図9-7 ITER-TFコイル用超伝導導体
図9-8 超伝導導体の製造方法
図9-9 製造した代表的導体の長さ方向に対する撚りピッチの分布と撚線引込み時の撚線の回転角度
図9-10 撚線(長さ:5 m)の回転と撚りピッチの変化の関係
トロイダル磁場(TF)導体は、図9-7のように、直径0.82 mmの超伝導Nb3Sn素線約1000本を撚り合わせた超伝導撚線を図9-8のように、突合せ溶接により760 mの長さに長尺化された円形ステンレス製保護管(ジャケット)の中に引き込みます。その後、圧縮成型装置の4個のローラにより、所定の外径(43.7 mm)に1回で圧縮成型を行い、直径4 mに巻き取り、コイル製作工場に出荷します。ところが、この方法により製造された導体先端部サンプルの分解検査により、撚線の撚りピッチは撚線製作時の430 mmに対して、474 mmに伸びていることが確認されました。撚線は2社で製作しましたが、両社とも同様に撚りピッチが伸びていましたので、撚りピッチが伸びた原因を解明しました。なお、撚りピッチが伸びた導体の超伝導性能を測定した結果、493 mmまでは、超伝導性能に支障がないことが分かっていました。
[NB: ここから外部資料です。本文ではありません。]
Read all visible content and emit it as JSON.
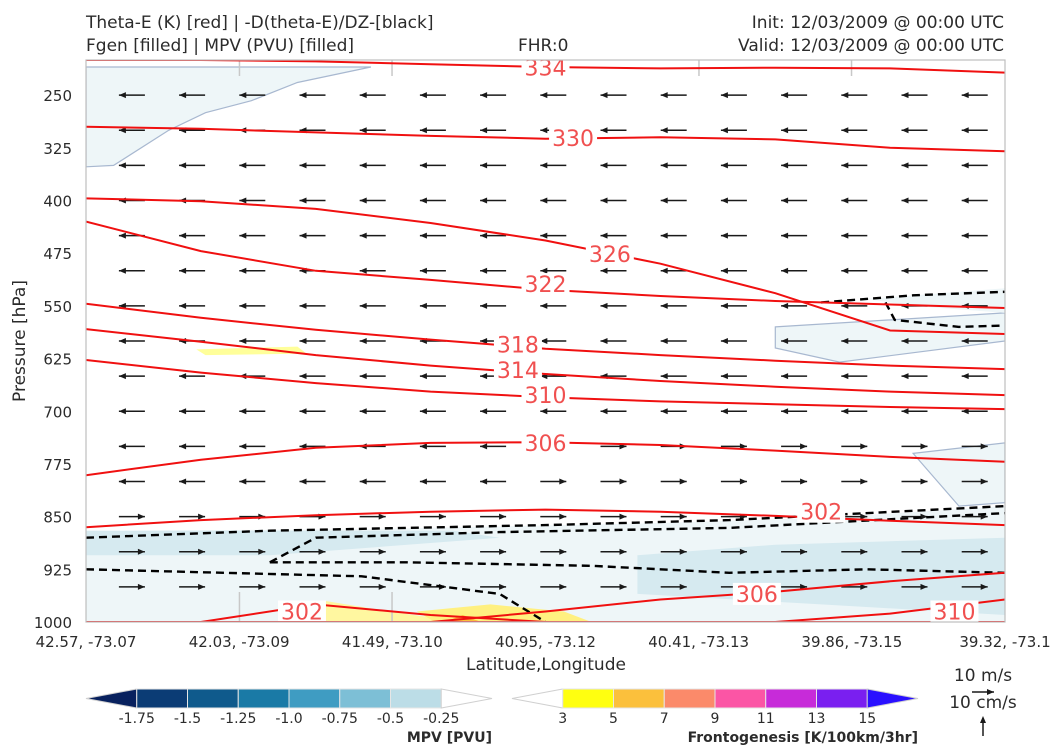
{
  "header": {
    "left_line1": "Theta-E (K) [red] | -D(theta-E)/DZ-[black]",
    "left_line2": "Fgen [filled] | MPV (PVU) [filled]",
    "fhr": "FHR:0",
    "init": "Init: 12/03/2009 @ 00:00 UTC",
    "valid": "Valid: 12/03/2009 @ 00:00 UTC"
  },
  "chart_data": {
    "type": "cross-section",
    "xlabel": "Latitude,Longitude",
    "ylabel": "Pressure [hPa]",
    "x_ticks": [
      "42.57, -73.07",
      "42.03, -73.09",
      "41.49, -73.10",
      "40.95, -73.12",
      "40.41, -73.13",
      "39.86, -73.15",
      "39.32, -73.1"
    ],
    "y_ticks": [
      250,
      325,
      400,
      475,
      550,
      625,
      700,
      775,
      850,
      925,
      1000
    ],
    "ylim": [
      1000,
      200
    ],
    "theta_e_contours": [
      {
        "level": "334",
        "pressure": [
          200,
          200,
          202,
          206,
          210,
          212,
          211,
          212,
          218
        ],
        "label_x": 0.5,
        "label_p": 211
      },
      {
        "level": "330",
        "pressure": [
          295,
          298,
          303,
          308,
          312,
          310,
          313,
          325,
          330
        ],
        "label_x": 0.53,
        "label_p": 311
      },
      {
        "level": "326",
        "pressure": [
          397,
          401,
          412,
          432,
          457,
          490,
          532,
          585,
          590
        ],
        "label_x": 0.57,
        "label_p": 476
      },
      {
        "level": "322",
        "pressure": [
          430,
          472,
          500,
          513,
          527,
          536,
          543,
          548,
          553
        ],
        "label_x": 0.5,
        "label_p": 519
      },
      {
        "level": "318",
        "pressure": [
          547,
          567,
          584,
          598,
          611,
          620,
          628,
          635,
          640
        ],
        "label_x": 0.47,
        "label_p": 605
      },
      {
        "level": "314",
        "pressure": [
          583,
          601,
          620,
          635,
          647,
          657,
          665,
          672,
          677
        ],
        "label_x": 0.47,
        "label_p": 641
      },
      {
        "level": "310",
        "pressure": [
          627,
          645,
          660,
          672,
          680,
          686,
          690,
          694,
          697
        ],
        "label_x": 0.5,
        "label_p": 677
      },
      {
        "level": "306",
        "pressure": [
          791,
          769,
          752,
          745,
          744,
          748,
          756,
          765,
          772
        ],
        "label_x": 0.5,
        "label_p": 745
      },
      {
        "level": "302",
        "pressure": [
          865,
          855,
          848,
          843,
          840,
          843,
          849,
          856,
          862
        ],
        "label_x": 0.8,
        "label_p": 843
      },
      {
        "level": "306",
        "pressure": [
          1000,
          1000,
          1000,
          1000,
          985,
          968,
          957,
          942,
          930
        ],
        "label_x": 0.73,
        "label_p": 960
      },
      {
        "level": "302",
        "pressure": [
          1000,
          1000,
          975,
          990,
          1000,
          1000,
          1000,
          1000,
          1000
        ],
        "label_x": 0.235,
        "label_p": 985
      },
      {
        "level": "310",
        "pressure": [
          1000,
          1000,
          1000,
          1000,
          1000,
          1000,
          1000,
          988,
          968
        ],
        "label_x": 0.945,
        "label_p": 985
      }
    ],
    "mpv_colorbar": {
      "label": "MPV [PVU]",
      "ticks": [
        "-1.75",
        "-1.5",
        "-1.25",
        "-1.0",
        "-0.75",
        "-0.5",
        "-0.25"
      ],
      "colors": [
        "#08215e",
        "#0b3c75",
        "#0f5a8c",
        "#1a7aa6",
        "#3f9cc2",
        "#7dbfd6",
        "#bcdde7",
        "#ffffff"
      ]
    },
    "fgen_colorbar": {
      "label": "Frontogenesis [K/100km/3hr]",
      "ticks": [
        "3",
        "5",
        "7",
        "9",
        "11",
        "13",
        "15"
      ],
      "colors": [
        "#ffffff",
        "#ffff10",
        "#fbc03c",
        "#fb8a6a",
        "#fb55a5",
        "#c72bd9",
        "#7a1ff0",
        "#2a10ff"
      ]
    },
    "vector_scale": {
      "horizontal": "10 m/s",
      "vertical": "10 cm/s"
    }
  }
}
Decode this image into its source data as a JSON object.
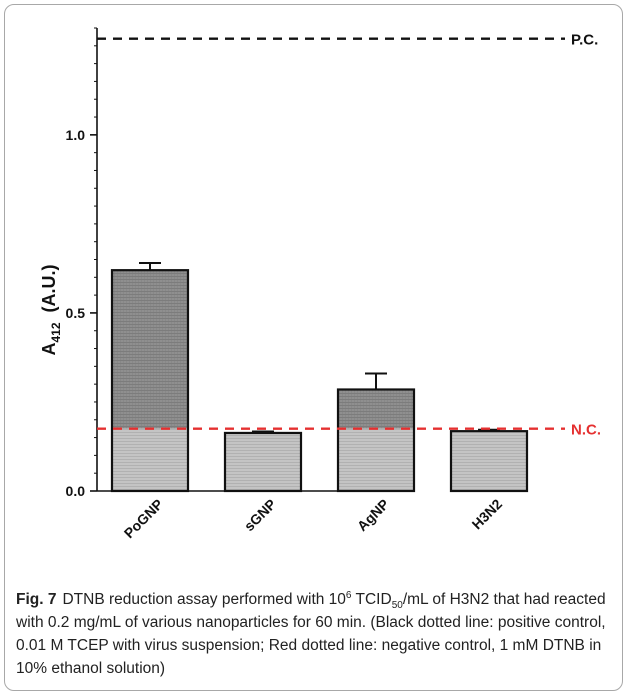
{
  "chart_data": {
    "type": "bar",
    "categories": [
      "PoGNP",
      "sGNP",
      "AgNP",
      "H3N2"
    ],
    "values": [
      0.62,
      0.163,
      0.285,
      0.168
    ],
    "errors": [
      0.02,
      0.004,
      0.045,
      0.004
    ],
    "ylabel_main": "A",
    "ylabel_sub": "412",
    "ylabel_rest": "  (A.U.)",
    "ylim": [
      0,
      1.3
    ],
    "yticks": [
      0.0,
      0.5,
      1.0
    ],
    "ytick_labels": [
      "0.0",
      "0.5",
      "1.0"
    ],
    "reference_lines": [
      {
        "label": "P.C.",
        "value": 1.27,
        "color": "#111111"
      },
      {
        "label": "N.C.",
        "value": 0.175,
        "color": "#e53030"
      }
    ],
    "bar_colors": {
      "fill_above": "#8f8f8f",
      "fill_below": "#bdbdbd",
      "edge": "#111111"
    }
  },
  "caption": {
    "label": "Fig. 7",
    "text_1": "DTNB reduction assay performed with 10",
    "sup_1": "6",
    "text_2": " TCID",
    "sub_1": "50",
    "text_3": "/mL of H3N2 that had reacted with 0.2 mg/mL of various nanoparticles for 60 min. (Black dotted line: positive control, 0.01 M TCEP with virus suspension; Red dotted line: negative control, 1 mM DTNB in 10% ethanol solution)"
  }
}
そこで、撚りピッチの分布を調査するために、先端から760 mの後端まで連続的に約20 mmの長さごとに測定した導体の外径データを基に、撚りピッチに起因する0.05 mm程度の凹凸の周期をフーリエ解析により、製造した導体の長さ方向に対する撚りピッチを求めました。その結果を図9-9の■に示します。引き込みを行った撚線の先端部(L=0 m)から単調に減少していることが分かります。
引込み時の撚線の振る舞いを解明するために、長さ約5 mの撚線の引張試験を行い、撚線の撚りピッチと回転角を測定しました。その結果、図9-10に示す回転角と撚りピッチの増加の関係が得られました。線は、撚線を螺旋モデルにし、幾何学的にその関係を計算したもので、測定と良く一致します。この関係を用いて、 図9-9の撚りピッチからそれぞれの位置の回転角は、▲のように求めました。回転角を先端から後端まで積分して、引込み中の回転角を求めた結果、先端部の回転数は50ターンでした。
また、回転センサーを用いて、引込み時の撚線先端部の回転数を測定しました。撚線の先端の回転数は、51ターンです。これは、計算で求めた値と良く一致します。
引張試験と回転測定により、撚りピッチの増加は、引込み中に引っ張られて、撚線は撚りが戻る方向に回転した結果であることが定量的に説明できます。この方法で導体を製作する場合、これは回避できないと考えられるので、導体端部の接続部の設計などにおいて考慮する必要があります。